Cambodia is considering an overhaul of its gambling legislation and may legalize online betting to broaden the government’s revenue base, according to the Phnom Penh Post.
The government is hoping to attract investment from major U.S. and Macau casino operators.
Ros Phirun, a spokesman for the Ministry of Economy and Finance’s gaming and casino department, was cited as saying the government is in the process of drafting stricter, more transparent regulation and investigative requirements.
“Currently, we are in the process of drafting a Casino Law to attract bigger casino operators,” he said, adding that a new draft could be finalized as early as this year. “While we don’t provide online licences yet, it is in the process of being studied,” he said.
Despite having one of the strongest growing tourism markets in Asia, Cambodia has failed to attract the same levels of casino investment as its regional neighbours, such as the Philippines and Singapore.
The World Bank forecasts foreign direct investments inflows to Cambodia will rise 12 percent in 2014 to $1.6 billion. Meanwhile, the International Monetary Fund is projecting Cambodia’s gross domestic product will expand 7.2 percent in 2014, with inflation at 3.4 percent.
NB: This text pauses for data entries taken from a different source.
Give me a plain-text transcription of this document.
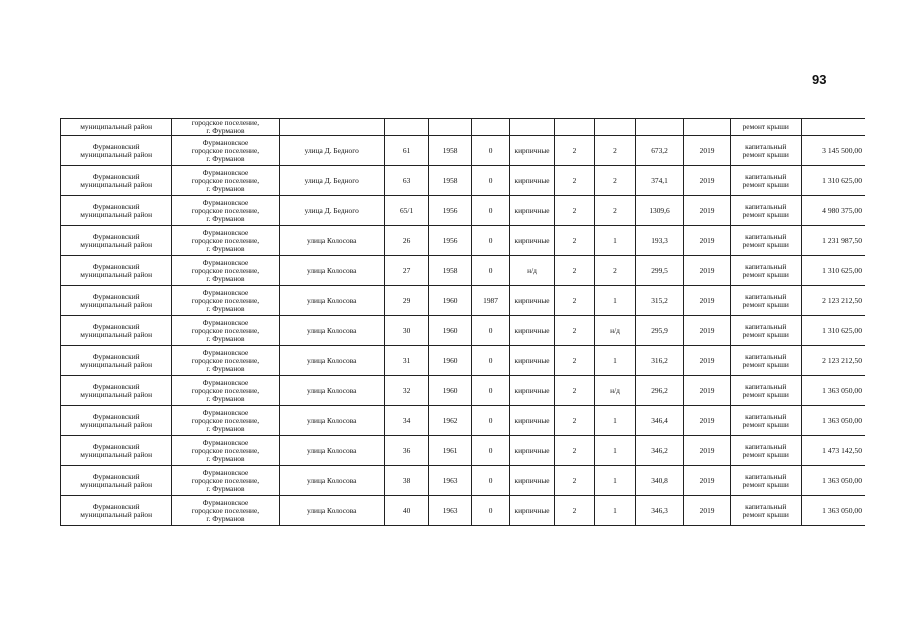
93
муниципальный район	городское поселение,
г. Фурманов										ремонт крыши	

Фурмановский
муниципальный район	Фурмановское
городское поселение,
г. Фурманов	улица Д. Бедного	61	1958	0	кирпичные	2	2	673,2	2019	капитальный
ремонт крыши	3 145 500,00

Фурмановский
муниципальный район	Фурмановское
городское поселение,
г. Фурманов	улица Д. Бедного	63	1958	0	кирпичные	2	2	374,1	2019	капитальный
ремонт крыши	1 310 625,00

Фурмановский
муниципальный район	Фурмановское
городское поселение,
г. Фурманов	улица Д. Бедного	65/1	1956	0	кирпичные	2	2	1309,6	2019	капитальный
ремонт крыши	4 980 375,00

Фурмановский
муниципальный район	Фурмановское
городское поселение,
г. Фурманов	улица Колосова	26	1956	0	кирпичные	2	1	193,3	2019	капитальный
ремонт крыши	1 231 987,50

Фурмановский
муниципальный район	Фурмановское
городское поселение,
г. Фурманов	улица Колосова	27	1958	0	н/д	2	2	299,5	2019	капитальный
ремонт крыши	1 310 625,00

Фурмановский
муниципальный район	Фурмановское
городское поселение,
г. Фурманов	улица Колосова	29	1960	1987	кирпичные	2	1	315,2	2019	капитальный
ремонт крыши	2 123 212,50

Фурмановский
муниципальный район	Фурмановское
городское поселение,
г. Фурманов	улица Колосова	30	1960	0	кирпичные	2	н/д	295,9	2019	капитальный
ремонт крыши	1 310 625,00

Фурмановский
муниципальный район	Фурмановское
городское поселение,
г. Фурманов	улица Колосова	31	1960	0	кирпичные	2	1	316,2	2019	капитальный
ремонт крыши	2 123 212,50

Фурмановский
муниципальный район	Фурмановское
городское поселение,
г. Фурманов	улица Колосова	32	1960	0	кирпичные	2	н/д	296,2	2019	капитальный
ремонт крыши	1 363 050,00

Фурмановский
муниципальный район	Фурмановское
городское поселение,
г. Фурманов	улица Колосова	34	1962	0	кирпичные	2	1	346,4	2019	капитальный
ремонт крыши	1 363 050,00

Фурмановский
муниципальный район	Фурмановское
городское поселение,
г. Фурманов	улица Колосова	36	1961	0	кирпичные	2	1	346,2	2019	капитальный
ремонт крыши	1 473 142,50

Фурмановский
муниципальный район	Фурмановское
городское поселение,
г. Фурманов	улица Колосова	38	1963	0	кирпичные	2	1	340,8	2019	капитальный
ремонт крыши	1 363 050,00

Фурмановский
муниципальный район	Фурмановское
городское поселение,
г. Фурманов	улица Колосова	40	1963	0	кирпичные	2	1	346,3	2019	капитальный
ремонт крыши	1 363 050,00
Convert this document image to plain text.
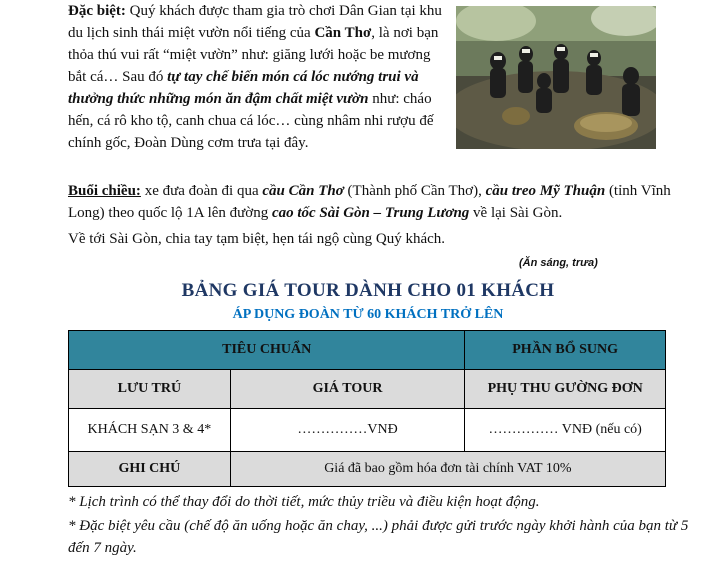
Đặc biệt: Quý khách được tham gia trò chơi Dân Gian tại khu du lịch sinh thái miệt vườn nổi tiếng của Cần Thơ, là nơi bạn thỏa thú vui rất “miệt vườn” như: giăng lưới hoặc be mương bắt cá… Sau đó tự tay chế biến món cá lóc nướng trui và thưởng thức những món ăn đậm chất miệt vườn như: cháo hến, cá rô kho tộ, canh chua cá lóc… cùng nhâm nhi rượu đế chính gốc, Đoàn Dùng cơm trưa tại đây.
Buổi chiều: xe đưa đoàn đi qua cầu Cần Thơ (Thành phố Cần Thơ), cầu treo Mỹ Thuận (tỉnh Vĩnh Long) theo quốc lộ 1A lên đường cao tốc Sài Gòn – Trung Lương về lại Sài Gòn.
Về tới Sài Gòn, chia tay tạm biệt, hẹn tái ngộ cùng Quý khách.
(Ăn sáng, trưa)
BẢNG GIÁ TOUR DÀNH CHO 01 KHÁCH
ÁP DỤNG ĐOÀN TỪ 60 KHÁCH TRỞ LÊN
TIÊU CHUẨN		PHẦN BỔ SUNG
LƯU TRÚ	GIÁ TOUR	PHỤ THU GƯỜNG ĐƠN
KHÁCH SẠN 3 & 4*	……………VNĐ	…………… VNĐ (nếu có)
GHI CHÚ	Giá đã bao gồm hóa đơn tài chính VAT 10%	
* Lịch trình có thể thay đổi do thời tiết, mức thủy triều và điều kiện hoạt động.
* Đặc biệt yêu cầu (chế độ ăn uống hoặc ăn chay, ...) phải được gửi trước ngày khởi hành của bạn từ 5 đến 7 ngày.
International tourist arrivals to Cambodia significantly outpaced worldwide tourism growth in 2013, increasing 17 percent to approximately 4.2 million visitors. Vietnam, China and Korea were the top three countries in terms of total tourist arrivals, with visitors from China increasing by 39 percent year-on-year, to 463,123 visitors.
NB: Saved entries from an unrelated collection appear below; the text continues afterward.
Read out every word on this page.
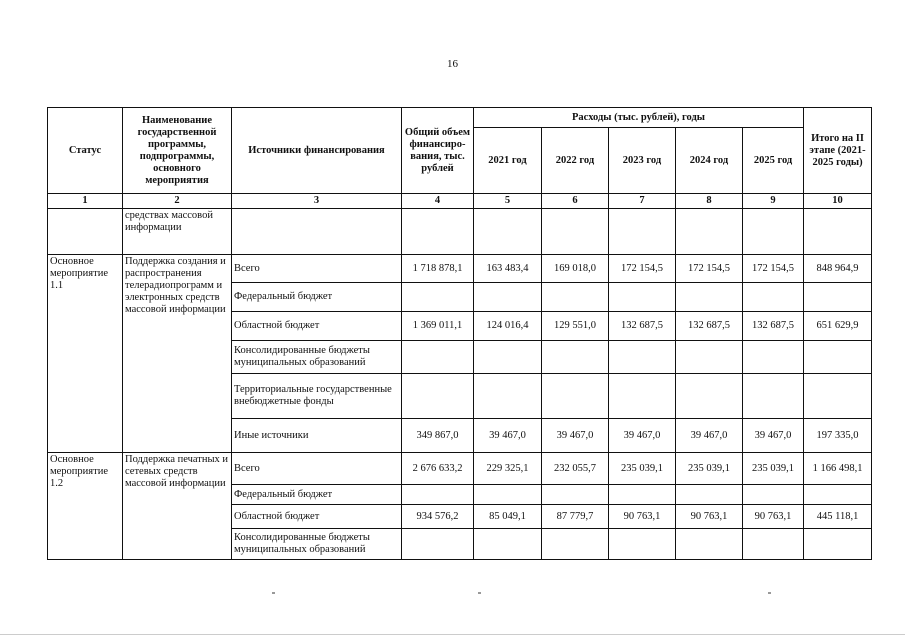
16
Статус	Наименование государственной программы, подпрограммы, основного мероприятия	Источники финансирования	Общий объем финансиро-вания, тыс. рублей	Расходы (тыс. рублей), годы					Итого на II этапе (2021-2025 годы)
				2021 год	2022 год	2023 год	2024 год	2025 год	
1	2	3	4	5	6	7	8	9	10
	средствах массовой информации								
Основное мероприятие 1.1	Поддержка создания и распространения телерадиопрограмм и электронных средств массовой информации	Всего	1 718 878,1	163 483,4	169 018,0	172 154,5	172 154,5	172 154,5	848 964,9
		Федеральный бюджет							
		Областной бюджет	1 369 011,1	124 016,4	129 551,0	132 687,5	132 687,5	132 687,5	651 629,9
		Консолидированные бюджеты муниципальных образований							
		Территориальные государственные внебюджетные фонды							
		Иные источники	349 867,0	39 467,0	39 467,0	39 467,0	39 467,0	39 467,0	197 335,0
Основное мероприятие 1.2	Поддержка печатных и сетевых средств массовой информации	Всего	2 676 633,2	229 325,1	232 055,7	235 039,1	235 039,1	235 039,1	1 166 498,1
		Федеральный бюджет							
		Областной бюджет	934 576,2	85 049,1	87 779,7	90 763,1	90 763,1	90 763,1	445 118,1
		Консолидированные бюджеты муниципальных образований							
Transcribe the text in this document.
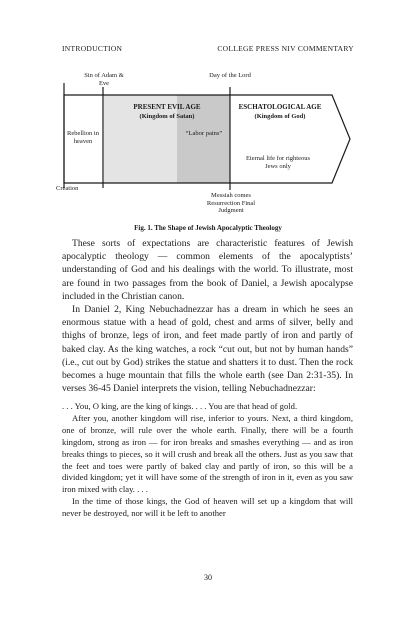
INTRODUCTION	COLLEGE PRESS NIV COMMENTARY
Sin of Adam & Eve
Day of the Lord
PRESENT EVIL AGE
(Kingdom of Satan)
ESCHATOLOGICAL AGE
(Kingdom of God)
Rebellion in heaven
“Labor pains”
Eternal life for righteous Jews only
Creation
Messiah comes Resurrection Final Judgment
Fig. 1. The Shape of Jewish Apocalyptic Theology

These sorts of expectations are characteristic features of Jewish apocalyptic theology — common elements of the apocalyptists’ understanding of God and his dealings with the world. To illustrate, most are found in two passages from the book of Daniel, a Jewish apocalypse included in the Christian canon.

In Daniel 2, King Nebuchadnezzar has a dream in which he sees an enormous statue with a head of gold, chest and arms of silver, belly and thighs of bronze, legs of iron, and feet made partly of iron and partly of baked clay. As the king watches, a rock “cut out, but not by human hands” (i.e., cut out by God) strikes the statue and shatters it to dust. Then the rock becomes a huge mountain that fills the whole earth (see Dan 2:31-35). In verses 36-45 Daniel interprets the vision, telling Nebuchadnezzar:

. . . You, O king, are the king of kings. . . . You are that head of gold.

After you, another kingdom will rise, inferior to yours. Next, a third kingdom, one of bronze, will rule over the whole earth. Finally, there will be a fourth kingdom, strong as iron — for iron breaks and smashes everything — and as iron breaks things to pieces, so it will crush and break all the others. Just as you saw that the feet and toes were partly of baked clay and partly of iron, so this will be a divided kingdom; yet it will have some of the strength of iron in it, even as you saw iron mixed with clay. . . .

In the time of those kings, the God of heaven will set up a kingdom that will never be destroyed, nor will it be left to another

30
However, Cambodia’s casino industry is dominated by Hong Kong-listed NagaCorp’s NagaWorld, which has a stronghold on the most-prized location in the country.
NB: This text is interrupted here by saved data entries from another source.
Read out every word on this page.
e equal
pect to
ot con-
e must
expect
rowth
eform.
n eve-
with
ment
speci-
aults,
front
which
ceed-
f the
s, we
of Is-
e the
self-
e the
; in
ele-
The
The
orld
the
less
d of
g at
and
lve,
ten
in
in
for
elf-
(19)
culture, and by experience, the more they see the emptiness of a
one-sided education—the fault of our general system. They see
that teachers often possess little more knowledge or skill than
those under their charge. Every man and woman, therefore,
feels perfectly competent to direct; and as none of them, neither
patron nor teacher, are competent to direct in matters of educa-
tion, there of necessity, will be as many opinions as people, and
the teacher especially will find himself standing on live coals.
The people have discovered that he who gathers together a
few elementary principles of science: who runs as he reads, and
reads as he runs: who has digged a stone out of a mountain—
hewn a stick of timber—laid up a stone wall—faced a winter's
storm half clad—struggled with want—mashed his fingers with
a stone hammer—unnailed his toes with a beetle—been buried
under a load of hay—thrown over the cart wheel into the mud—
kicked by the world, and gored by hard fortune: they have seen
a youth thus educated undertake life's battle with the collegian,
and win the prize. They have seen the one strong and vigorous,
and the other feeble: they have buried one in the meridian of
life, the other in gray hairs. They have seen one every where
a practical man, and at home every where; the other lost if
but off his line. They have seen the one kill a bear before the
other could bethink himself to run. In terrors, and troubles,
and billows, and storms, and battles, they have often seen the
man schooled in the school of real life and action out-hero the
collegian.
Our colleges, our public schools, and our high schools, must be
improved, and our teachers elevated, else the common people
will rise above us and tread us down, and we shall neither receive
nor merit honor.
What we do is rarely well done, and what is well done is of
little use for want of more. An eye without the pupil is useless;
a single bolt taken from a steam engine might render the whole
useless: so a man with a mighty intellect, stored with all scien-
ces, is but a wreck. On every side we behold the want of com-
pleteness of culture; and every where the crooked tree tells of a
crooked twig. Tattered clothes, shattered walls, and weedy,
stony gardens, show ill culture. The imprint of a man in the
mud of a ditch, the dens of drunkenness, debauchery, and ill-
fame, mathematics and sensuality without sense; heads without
The resort has a 70-year casino licence that will run until 2065, as well as a 41-year monopoly within a 200km radius of Phnom Penh that expires in 2035.
The group reported a 24 percent jump in revenue in 2013 to $344.9 million, while net profit increased by 24 percent to $140.3 million. It’s planning to open a second resort, Naga2, in 2016.
Many of the country’s other casinos are small and proliferate along the border regions, attracting a large audience from Thailand where gambling is illegal.